Читаем Достоевский полностью

Может быть, только затем и дано ему было пережить это погребение заживо в мертвом доме Омского острога, чтобы прочувствовать всем существом своим ту непостижимую кровную связь, тайна которой измучила и Гоголя? Будто и впрямь возможно вместить в мгновение вечность, в его тридцать три года — тысячелетнюю судьбу России, — чтобы постигнуть непостижимое.

«Нам жить недолго, а России века и тысячелетия. Ей торопиться некуда...» Но как угадать в короткое мгновение своего земного бытия смысл и цель этого бесконечного пути, на котором даже и стремительный полет птицы-тройки — только неторопливая поступь? И угадать пророчески, чтобы не сбиться самому и не сбить других на бездорожье. Не потому ли и Гоголь сжег второй том своих «Мертвых душ», отрекся от всего созданного им, а главное — от миссии писателя?

«Так было нужно, — объяснил он. — Не оживет, аще не умрет... Рожден я вовсе не затем, чтобы произвести эпоху в области литературной... Дело мое — душа, и прочное дело жизни... Мне незачем торопиться; пусть их торопятся другие!»

Что это — величайшее смирение гения перед какой-то, открывшейся ему, более высокой правдой или же гордыня сознания, возжелавшего, как пушкинская старуха, сделаться «владычицей морскою»? Но не ему бы судить Гоголя — и самому слишком знакомы трагические борения разума и веры.
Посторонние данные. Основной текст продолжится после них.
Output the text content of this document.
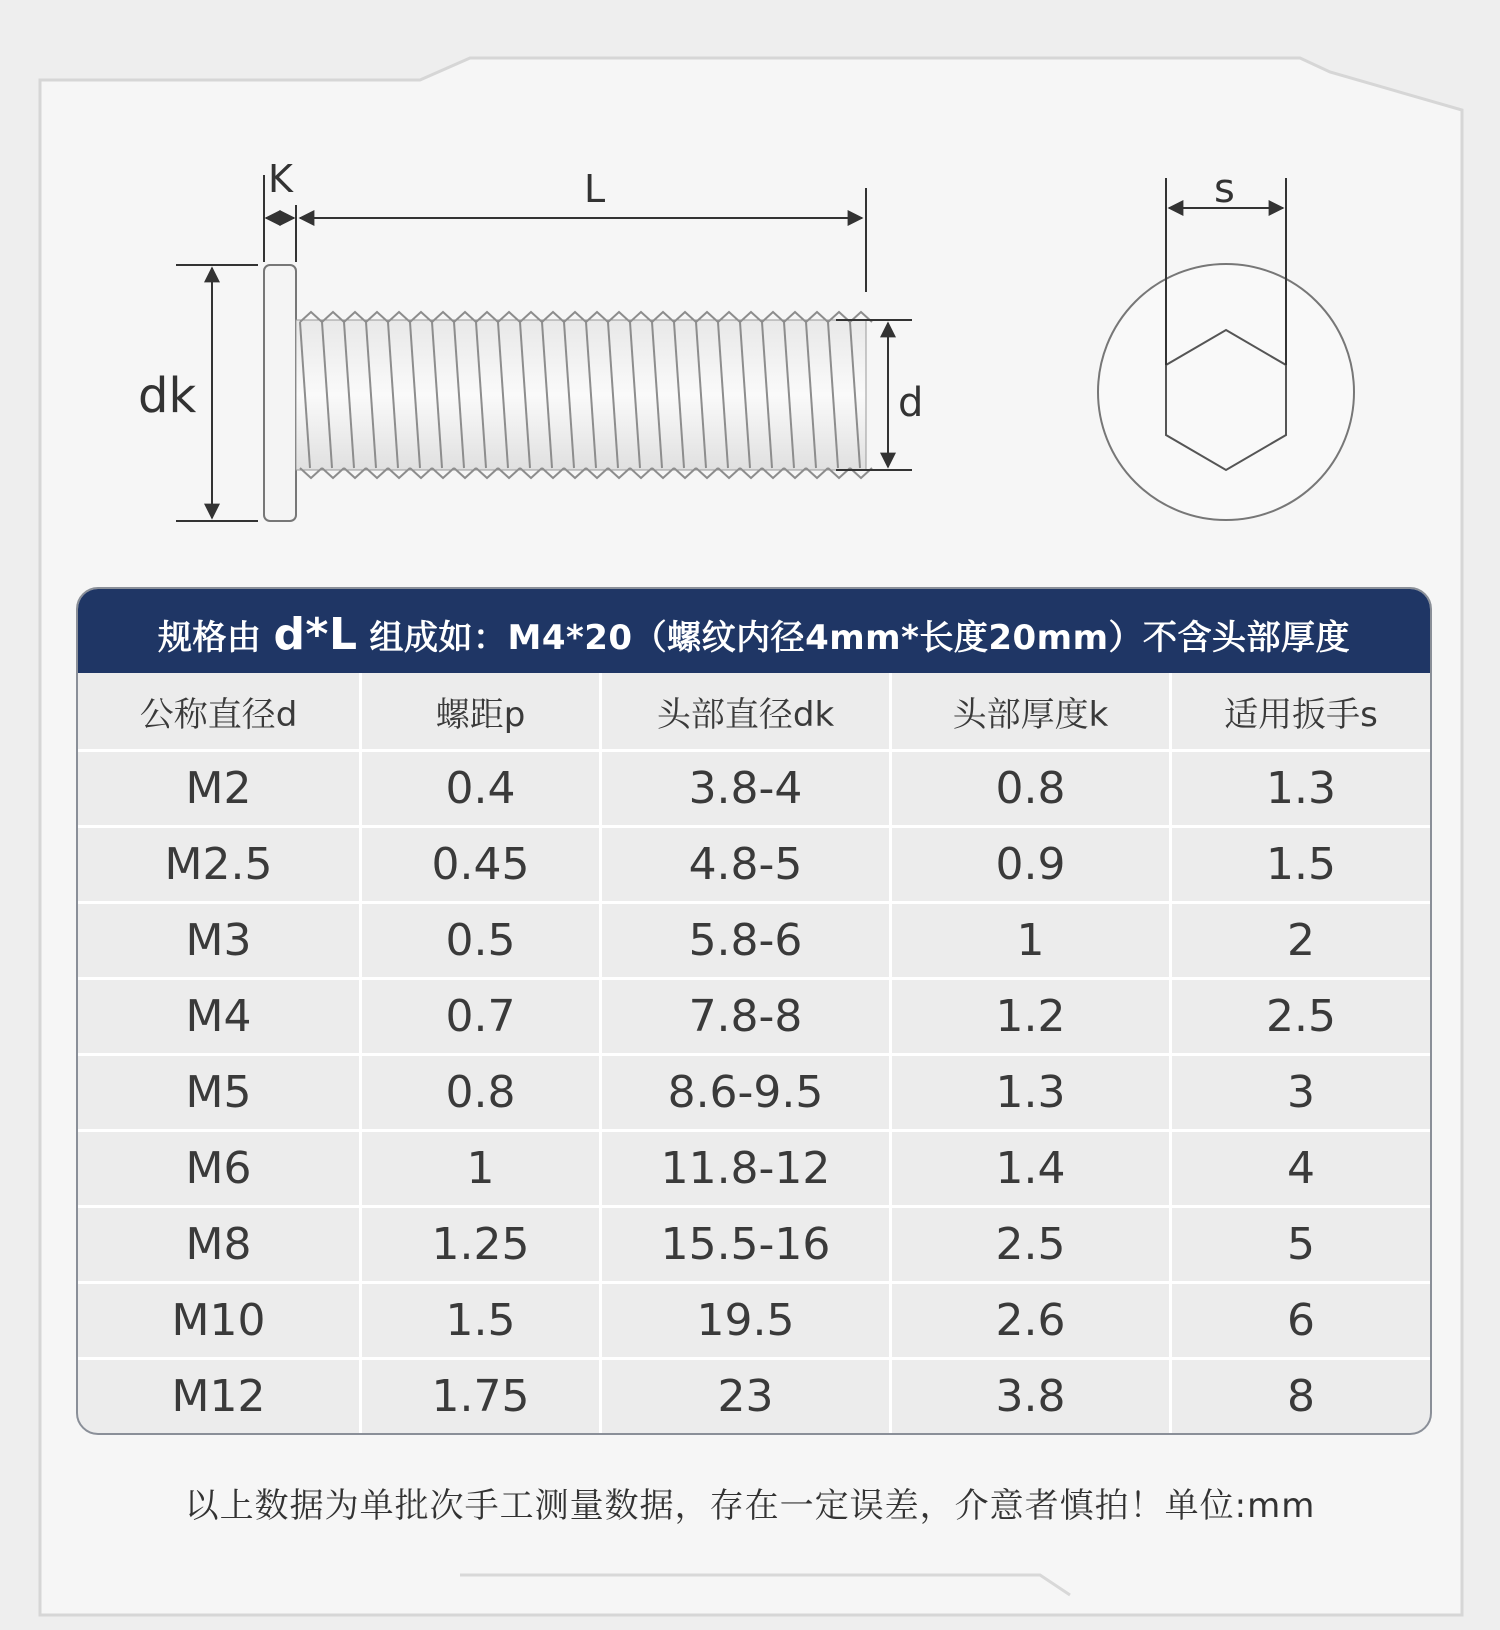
K	L
dk	d
s
规格由 d*L 组成如：M4*20（螺纹内径4mm*长度20mm）不含头部厚度
公称直径d	螺距p	头部直径dk	头部厚度k	适用扳手s
M2	0.4	3.8-4	0.8	1.3
M2.5	0.45	4.8-5	0.9	1.5
M3	0.5	5.8-6	1	2
M4	0.7	7.8-8	1.2	2.5
M5	0.8	8.6-9.5	1.3	3
M6	1	11.8-12	1.4	4
M8	1.25	15.5-16	2.5	5
M10	1.5	19.5	2.6	6
M12	1.75	23	3.8	8
以上数据为单批次手工测量数据，存在一定误差，介意者慎拍！单位:mm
Всего несколько дней назад признавался он в письме к Наталье Дмитриевне Фонвизиной: «Я скажу Вам про себя, что я — дитя века, дитя неверия и сомнения до сих пор и даже (я знаю это) до гробовой крышки. Каких страшных мучений стоила и стоит мне теперь эта жажда верить, которая тем сильнее в душе моей, чем более во мне доводов противных». Да, доводы каторжной бани-ада, доводы вечной его бесприютности, состояние постоялого двора не устраивали его, но рождали в нем потребность веры в нечто большее и высшее — в реальную жизнь духа, в слово, возрождающее даже и мертвые души.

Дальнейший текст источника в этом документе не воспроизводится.